Chapter | seventeen
Dynamic Scales
CHAPTER OUTLINE
It is a fact that the dynamic range can vary in different types of program material. Pop music can be very compressed and thus have a very limited dynamic range. Classical music and films mixed for the cinema have a large dynamic range. When recording, this means that the need for headroom will vary depending on the program material.
FIGURE 17.1 Dynamic ranges in various environments normalized with reference to dialog level. (Ref. Thomas Lund, TC Electronic.)
The listening location also affects the dynamic range that is necessary. If the material is being listened to in an automobile, then the dynamics must be limited in order for the audio to be heard above the background noise. If the material is to be played back in the home where it must not be too loud, there is similarly a need for limited range.
Over the years proposals have been advanced by a number of parties for implementing dynamic scales where it would be possible to utilize the dynamics of the storage media or the transmission line optimally. An applicable factory standard from Dolby will be described in the following, as well as a proposal from an American producer.
DTV
In the US, ATSC (Advanced Television Systems Committee) was introduced as a standard for DTV (Digital TV). In this system, it is possible to reproduce up to six channels of sound encoded in Dolby Digital.
Along with the digitized (and bit-reduced) sound, supplemental information is sent in the form of metadata. In popular terms it can be said that the information previously written on the box containing the tape is now included in the signal itself. What is interesting about the information that has been included as metadata is that, among other things, it can contain different possibilities for level, dynamic range, number of channels, etc., which can then be selected when the program is listened to.
The bit stream that contains the digital sound is divided into frames and blocks. The metadata can either be attached to each frame or to each block (compression data for example). Other metadata applies to the entire program (for example, information on level). It is the sender who decides which parameters will be associated with the program. However, the user can select from the possibilities offered and customize the sound per their requirements.
DIALNORM
One of the biggest problems with TV sound is the difference in level from program to program and station to station. When a viewer flicks through channels, the levels encountered are quite different, particularly with respect to speech. It is in a way quite natural, when considered in relation to full modulation, for the speech level (dialog) in a film to be at a lower level than the speech level in an interview program. One can of course decide always to have speech at a specific (low) level; however, that would mean a poor utilization of the system’s dynamic range.
Instead, “Dialnorm” – an abbreviation of dialog normalization e has been introduced. This lets the program material be recorded in an optimum manner, but the level at which the dialog is situated is specified. All the audio can subsequently be shifted in level so that the volume of the dialog is uniform from program to program.

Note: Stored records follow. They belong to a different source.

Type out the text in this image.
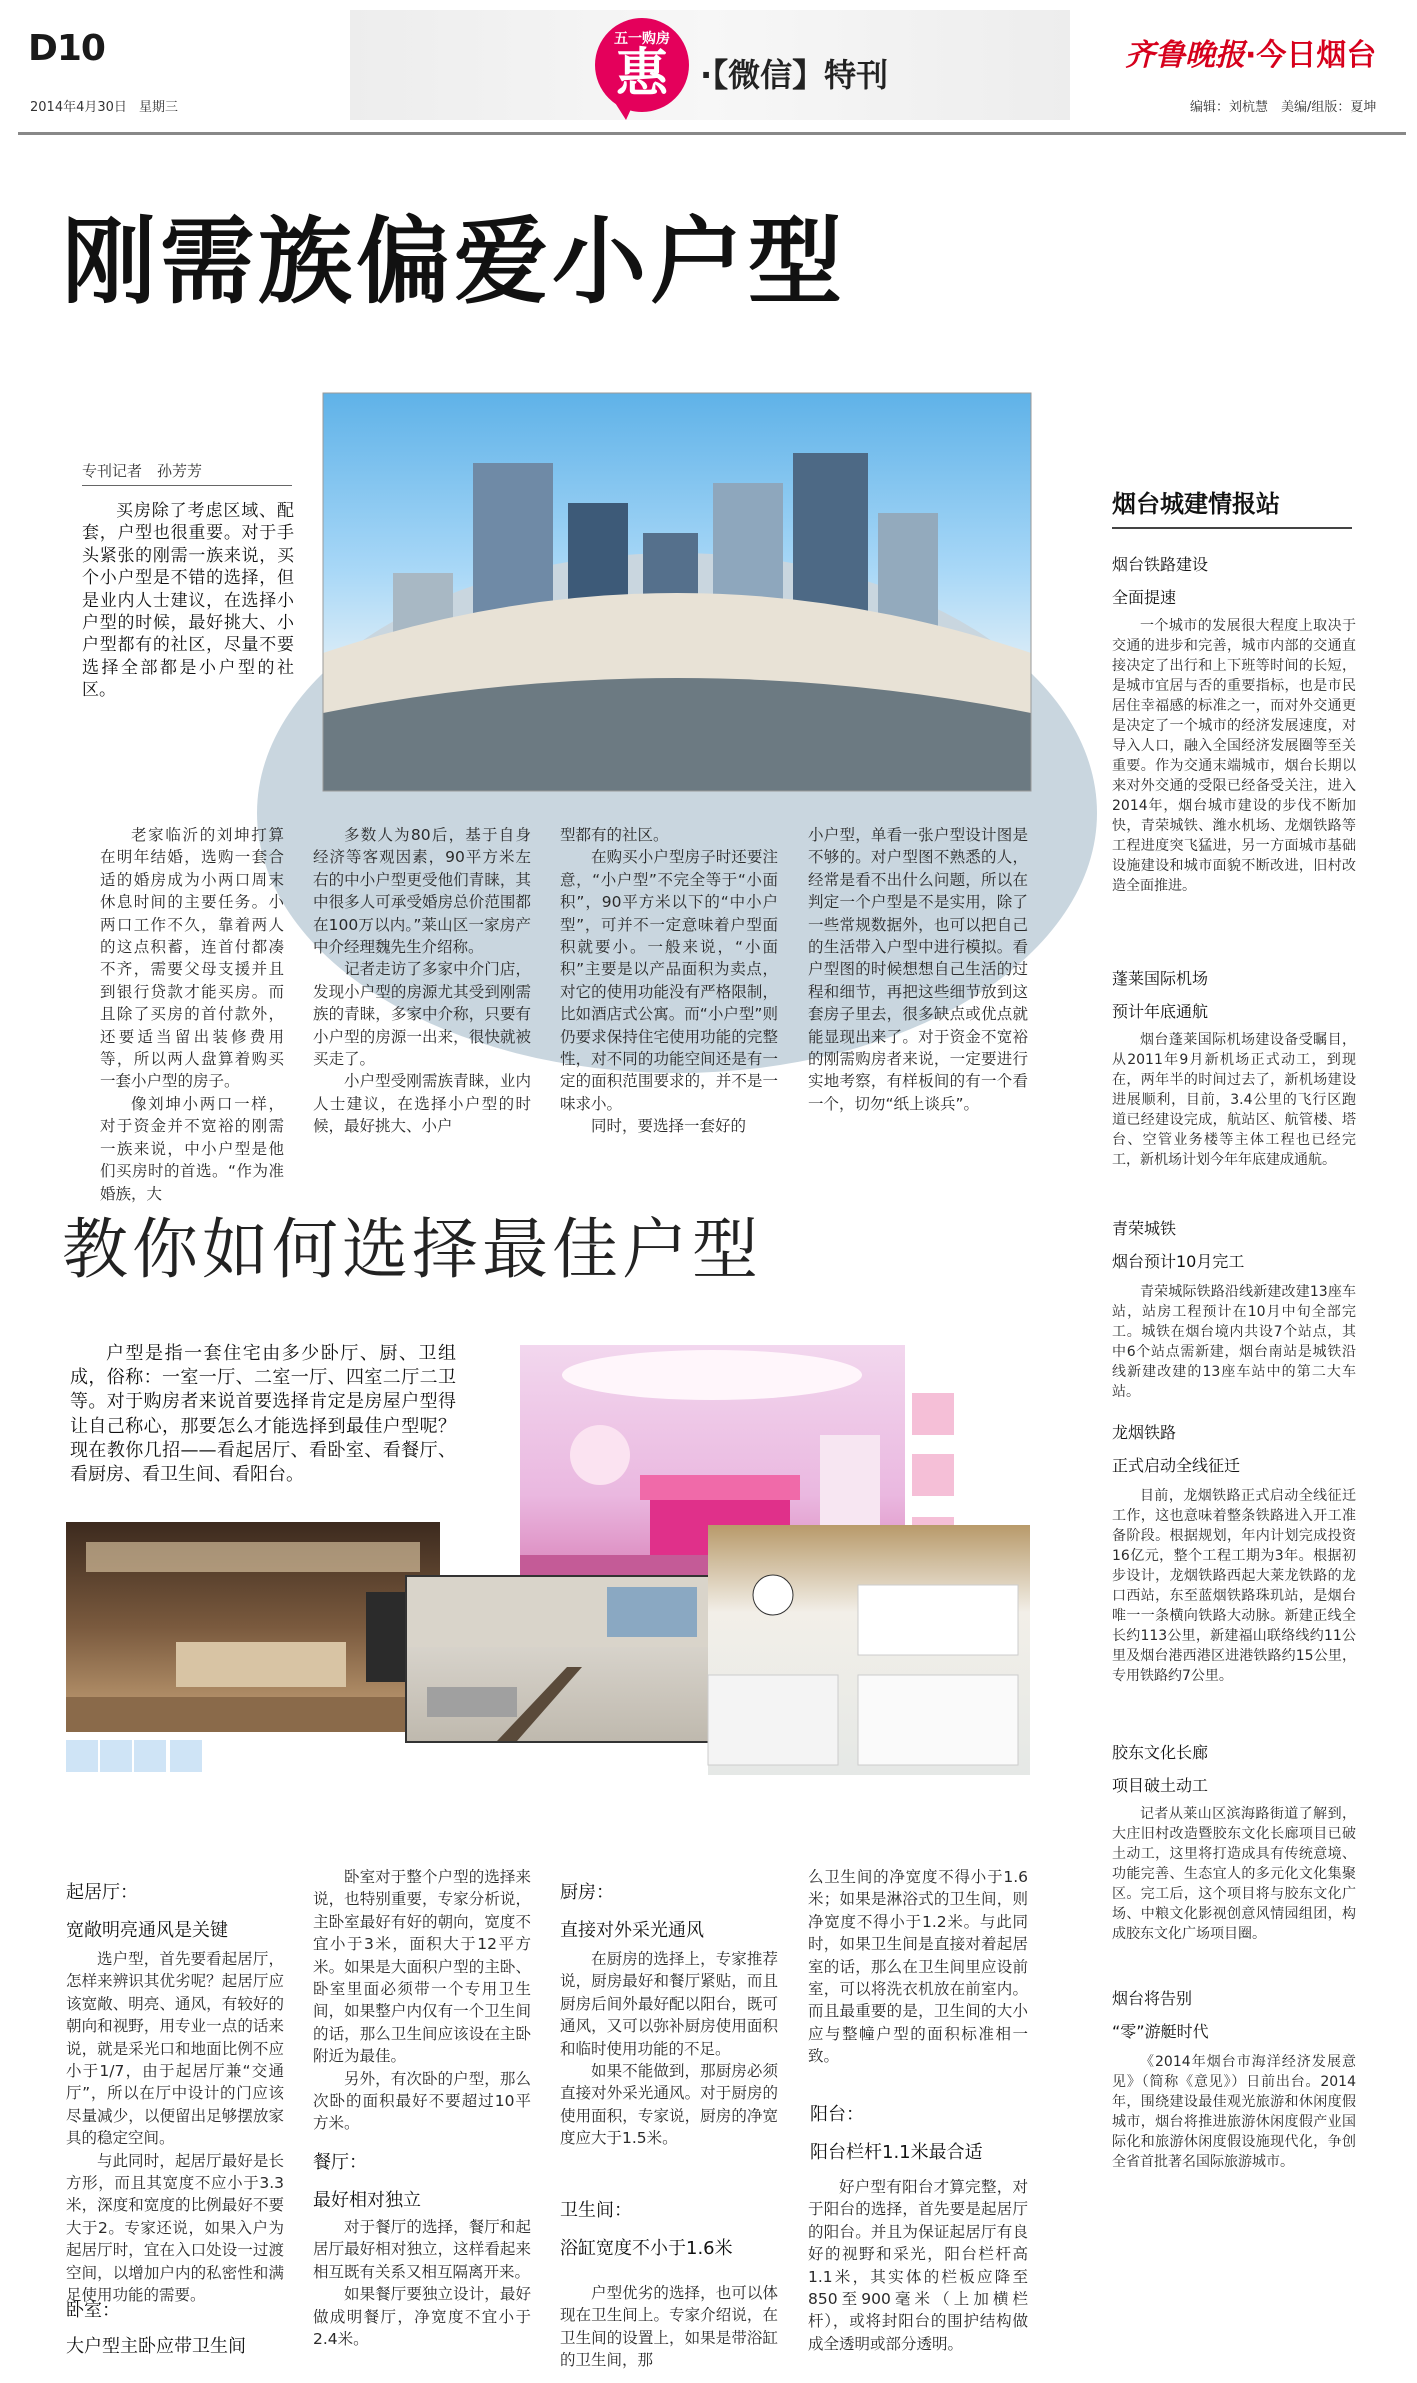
D10
2014年4月30日 星期三
五一购房
惠	·【微信】特刊
齐鲁晚报·今日烟台
编辑：刘杭慧　美编/组版：夏坤
刚需族偏爱小户型
专刊记者　孙芳芳

买房除了考虑区域、配套，户型也很重要。对于手头紧张的刚需一族来说，买个小户型是不错的选择，但是业内人士建议，在选择小户型的时候，最好挑大、小户型都有的社区，尽量不要选择全部都是小户型的社区。

老家临沂的刘坤打算在明年结婚，选购一套合适的婚房成为小两口周末休息时间的主要任务。小两口工作不久，靠着两人的这点积蓄，连首付都凑不齐，需要父母支援并且到银行贷款才能买房。而且除了买房的首付款外，还要适当留出装修费用等，所以两人盘算着购买一套小户型的房子。

像刘坤小两口一样，对于资金并不宽裕的刚需一族来说，中小户型是他们买房时的首选。“作为准婚族，大

多数人为80后，基于自身经济等客观因素，90平方米左右的中小户型更受他们青睐，其中很多人可承受婚房总价范围都在100万以内。”莱山区一家房产中介经理魏先生介绍称。

记者走访了多家中介门店，发现小户型的房源尤其受到刚需族的青睐，多家中介称，只要有小户型的房源一出来，很快就被买走了。

小户型受刚需族青睐，业内人士建议，在选择小户型的时候，最好挑大、小户

型都有的社区。

在购买小户型房子时还要注意，“小户型”不完全等于“小面积”，90平方米以下的“中小户型”，可并不一定意味着户型面积就要小。一般来说，“小面积”主要是以产品面积为卖点，对它的使用功能没有严格限制，比如酒店式公寓。而“小户型”则仍要求保持住宅使用功能的完整性，对不同的功能空间还是有一定的面积范围要求的，并不是一味求小。

同时，要选择一套好的

小户型，单看一张户型设计图是不够的。对户型图不熟悉的人，经常是看不出什么问题，所以在判定一个户型是不是实用，除了一些常规数据外，也可以把自己的生活带入户型中进行模拟。看户型图的时候想想自己生活的过程和细节，再把这些细节放到这套房子里去，很多缺点或优点就能显现出来了。对于资金不宽裕的刚需购房者来说，一定要进行实地考察，有样板间的有一个看一个，切勿“纸上谈兵”。

教你如何选择最佳户型

户型是指一套住宅由多少卧厅、厨、卫组成，俗称：一室一厅、二室一厅、四室二厅二卫等。对于购房者来说首要选择肯定是房屋户型得让自己称心，那要怎么才能选择到最佳户型呢？现在教你几招——看起居厅、看卧室、看餐厅、看厨房、看卫生间、看阳台。

起居厅：
宽敞明亮通风是关键

选户型，首先要看起居厅，怎样来辨识其优劣呢？起居厅应该宽敞、明亮、通风，有较好的朝向和视野，用专业一点的话来说，就是采光口和地面比例不应小于1/7，由于起居厅兼“交通厅”，所以在厅中设计的门应该尽量减少，以便留出足够摆放家具的稳定空间。

与此同时，起居厅最好是长方形，而且其宽度不应小于3.3米，深度和宽度的比例最好不要大于2。专家还说，如果入户为起居厅时，宜在入口处设一过渡空间，以增加户内的私密性和满足使用功能的需要。

卧室：
大户型主卧应带卫生间

卧室对于整个户型的选择来说，也特别重要，专家分析说，主卧室最好有好的朝向，宽度不宜小于3米，面积大于12平方米。如果是大面积户型的主卧、卧室里面必须带一个专用卫生间，如果整户内仅有一个卫生间的话，那么卫生间应该设在主卧附近为最佳。

另外，有次卧的户型，那么次卧的面积最好不要超过10平方米。

餐厅：
最好相对独立

对于餐厅的选择，餐厅和起居厅最好相对独立，这样看起来相互既有关系又相互隔离开来。

如果餐厅要独立设计，最好做成明餐厅，净宽度不宜小于2.4米。

厨房：
直接对外采光通风

在厨房的选择上，专家推荐说，厨房最好和餐厅紧贴，而且厨房后间外最好配以阳台，既可通风，又可以弥补厨房使用面积和临时使用功能的不足。

如果不能做到，那厨房必须直接对外采光通风。对于厨房的使用面积，专家说，厨房的净宽度应大于1.5米。

卫生间：
浴缸宽度不小于1.6米

户型优劣的选择，也可以体现在卫生间上。专家介绍说，在卫生间的设置上，如果是带浴缸的卫生间，那

么卫生间的净宽度不得小于1.6米；如果是淋浴式的卫生间，则净宽度不得小于1.2米。与此同时，如果卫生间是直接对着起居室的话，那么在卫生间里应设前室，可以将洗衣机放在前室内。而且最重要的是，卫生间的大小应与整幢户型的面积标准相一致。

阳台：
阳台栏杆1.1米最合适

好户型有阳台才算完整，对于阳台的选择，首先要是起居厅的阳台。并且为保证起居厅有良好的视野和采光，阳台栏杆高1.1米，其实体的栏板应降至850至900毫米（上加横栏杆），或将封阳台的围护结构做成全透明或部分透明。

烟台城建情报站
烟台铁路建设
全面提速

一个城市的发展很大程度上取决于交通的进步和完善，城市内部的交通直接决定了出行和上下班等时间的长短，是城市宜居与否的重要指标，也是市民居住幸福感的标准之一，而对外交通更是决定了一个城市的经济发展速度，对导入人口，融入全国经济发展圈等至关重要。作为交通末端城市，烟台长期以来对外交通的受限已经备受关注，进入2014年，烟台城市建设的步伐不断加快，青荣城铁、潍水机场、龙烟铁路等工程进度突飞猛进，另一方面城市基础设施建设和城市面貌不断改进，旧村改造全面推进。

蓬莱国际机场
预计年底通航

烟台蓬莱国际机场建设备受瞩目，从2011年9月新机场正式动工，到现在，两年半的时间过去了，新机场建设进展顺利，目前，3.4公里的飞行区跑道已经建设完成，航站区、航管楼、塔台、空管业务楼等主体工程也已经完工，新机场计划今年年底建成通航。

青荣城铁
烟台预计10月完工

青荣城际铁路沿线新建改建13座车站，站房工程预计在10月中旬全部完工。城铁在烟台境内共设7个站点，其中6个站点需新建，烟台南站是城铁沿线新建改建的13座车站中的第二大车站。

龙烟铁路
正式启动全线征迁

目前，龙烟铁路正式启动全线征迁工作，这也意味着整条铁路进入开工准备阶段。根据规划，年内计划完成投资16亿元，整个工程工期为3年。根据初步设计，龙烟铁路西起大莱龙铁路的龙口西站，东至蓝烟铁路珠玑站，是烟台唯一一条横向铁路大动脉。新建正线全长约113公里，新建福山联络线约11公里及烟台港西港区进港铁路约15公里，专用铁路约7公里。

胶东文化长廊
项目破土动工

记者从莱山区滨海路街道了解到，大庄旧村改造暨胶东文化长廊项目已破土动工，这里将打造成具有传统意境、功能完善、生态宜人的多元化文化集聚区。完工后，这个项目将与胶东文化广场、中粮文化影视创意风情园组团，构成胶东文化广场项目圈。

烟台将告别
“零”游艇时代

《2014年烟台市海洋经济发展意见》（简称《意见》）日前出台。2014年，围绕建设最佳观光旅游和休闲度假城市，烟台将推进旅游休闲度假产业国际化和旅游休闲度假设施现代化，争创全省首批著名国际旅游城市。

The level at which the dialog is played back is also determined by the selected dynamic range. If the program is played back uncompressed (setting: “lin”), then the dialog level will lie at – 31 dBFS. If the program is played back with high compression (setting: “RF”), then the dialog level will lie at – 20 dBFS.
FIGURE 17.2 Dialnorm is used to adjust dialog (or the program’s average level) to the same listening level, regardless of whether the individual programs were recorded with different level placements, headrooms and dynamic ranges.
THE K SYSTEM
In an attempt to better utilize the dynamic range when recording and to have an indication of the modulation and subjective loudness, a proposal has been presented for a meter system by Bob Katz, an American whose experience includes many years of recording and mastering in the American music industry.
FIGURE 17.3 The K system. The three scales are specified here with an RMS detector. The scales can also be used in connection with the display of Leq and Loudness. *) X can be 20, 14, or 12.
The K system – named after him – builds upon three scales, namely K-20 with 20 dB headroom over 0 dB, K-14 with 14 dB, and K-12 with 12 dB headroom. On the scales, the color green is used below 0 dB, yellow between 0 and +4 dB, and red for over +4 dB. Each scale can be used with three different time/frequency weightings, named RMS, LEQA, and Zwicker.
Thus K-X*)/RMS is used with a frequency response of 20 Hz – 20 kHz ±0.1 dB.
K-X*)/LEQA uses A-weighting (IEC A) and an integration time of 3 seconds.
K-X*)/Zwicker uses, as the name suggests, Zwicker’s model for loudness. *)X can be 20,14, or 12.
For calibrated playback, pink noise at a signal level of 0 dB on the scale will correspond to 83 dB(C) in the listening position.
Note that the recording scale goes together with an acoustic listening/monitoring level specified in dB(C).